How to stop paying illegal garnishee orders in one simple step
Garnishee orders have received a lot of press attention of late, and with good reason. A garnishee order is also known as an emolument attachment order, which is a court order to deduct an amount every month from your salary in settlement of a debt.
Millions of South Africans are living in poverty because of garnishee orders that are deducted from their salaries every month. Much of this debt is without question the result of reckless lending by creditors, but that’s another story for another day.
The purpose of this article is to explain how to stop paying illegal garnishee orders. It’s so simple that it’s a wonder the whole country isn’t doing it. The word garnishee comes from the French garnir, which means to furnish or provide. It has become an extremely oppressive method of vacuuming money out of the bank accounts of South Africans, and many of them were illegally obtained.
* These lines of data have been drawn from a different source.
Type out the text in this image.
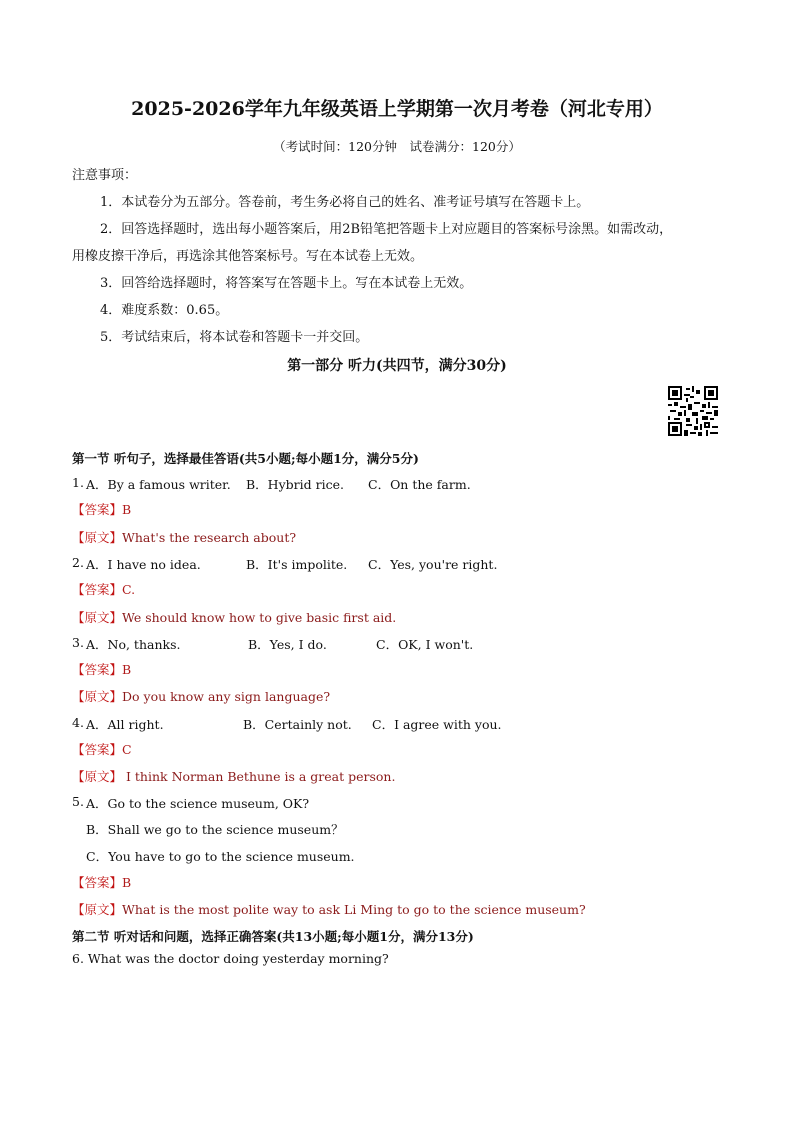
2025-2026学年九年级英语上学期第一次月考卷（河北专用）
（考试时间：120分钟　试卷满分：120分）
注意事项：
1．本试卷分为五部分。答卷前，考生务必将自己的姓名、准考证号填写在答题卡上。
2．回答选择题时，选出每小题答案后，用2B铅笔把答题卡上对应题目的答案标号涂黑。如需改动，
用橡皮擦干净后，再选涂其他答案标号。写在本试卷上无效。
3．回答给选择题时，将答案写在答题卡上。写在本试卷上无效。
4．难度系数：0.65。
5．考试结束后，将本试卷和答题卡一并交回。
第一部分 听力(共四节，满分30分)
第一节 听句子，选择最佳答语(共5小题;每小题1分，满分5分)
1. A．By a famous writer. B．Hybrid rice. C．On the farm.
【答案】B
【原文】What's the research about?
2. A．I have no idea.	B．It's impolite. C．Yes, you're right.
【答案】C.
【原文】We should know how to give basic first aid.
3. A．No, thanks.	B．Yes, I do.	C．OK, I won't.
【答案】B
【原文】Do you know any sign language?
4. A．All right.	B．Certainly not. C．I agree with you.
【答案】C
【原文】 I think Norman Bethune is a great person.
5. A．Go to the science museum, OK?
B．Shall we go to the science museum？
C．You have to go to the science museum.
【答案】B
【原文】What is the most polite way to ask Li Ming to go to the science museum?
第二节 听对话和问题，选择正确答案(共13小题;每小题1分，满分13分)
6. What was the doctor doing yesterday morning?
First, let’s look at the legal background. There was an important judgment in the Western Cape High Court last year which found that employers are exempt from enforcing garnishee orders against their employees which were obtained in another jurisdiction.
This was subsequently confirmed by the Constitutional Court.
At this point you should be rushing to grab a hold of any garnishee order that may have been issued against you to check where it was issued. If it was issued in another district to where you work, you can simply stop paying. You will be fully compliant with the law.
In broad terms, garnishee orders must be issued in the area where your employer resides. So if you work in Cape Town CBD and a garnishee order is issued in Johannesburg or Stellenbosch, the order is null and void. The courts have already decided such orders are of no force or effect. You should go to your employer and instruct him to stop paying the monthly deduction from your salary. If the employer refuses to ignore an invalid garnishee order, you can take your employer to court and will more than likely have costs awarded against him.
Section 65J(1)(a) of the Magistrate's Court Act requires the judgment creditor to approach the court in the area where the judgment debtor resides, carries on business or is employed. Or, if the judgment debtor is employed by the state, the creditor must approach the court in the area where the judgment debtor is employed. So if you work for the government from an office in Stellenbosch, this is where the garnishee order must be issued. If the order comes from another court, this is known as “forum shopping” and is null and void. You do not even have to approach the court for permission to stop paying. You are entitled to just stop paying.
In the case Lewis & Marks v Middel 1904 T.S. 291 at p303:
The authorities are quite clear that where legal proceedings are initiated against a party, and he is not cited to appear, they are null and void; and upon proof of invalidity the decision may be disregarded, in the same way as a decision given without jurisdiction, without the necessity of a formal order setting it aside…
In the case The University of Stellenbosch & Others v The Minister of Justice & Others (16703/14)  ZAWCHC 99 (8 July 2015) it was held that emolument attachment orders issued out of courts not having jurisdiction in terms of Section 65J(1)(a) above are unlawful, invalid and of no force and effect.
So in such cases you are fully entitled to just stop paying. You should approach your employer and instruct him to stop paying the garnishee orders. If your employer refuses to do so, you have the right to take him to court to compel him to do so and he must pay for your legal costs.
There are probably hundreds of thousands, if not millions, of garnishee orders in SA being deducted from employees’ salaries each month that have been issued in the wrong jurisdiction, and are therefore null and void.
And remember this: you are entitled to recover everything you paid, plus interest, under an invalid garnishee order.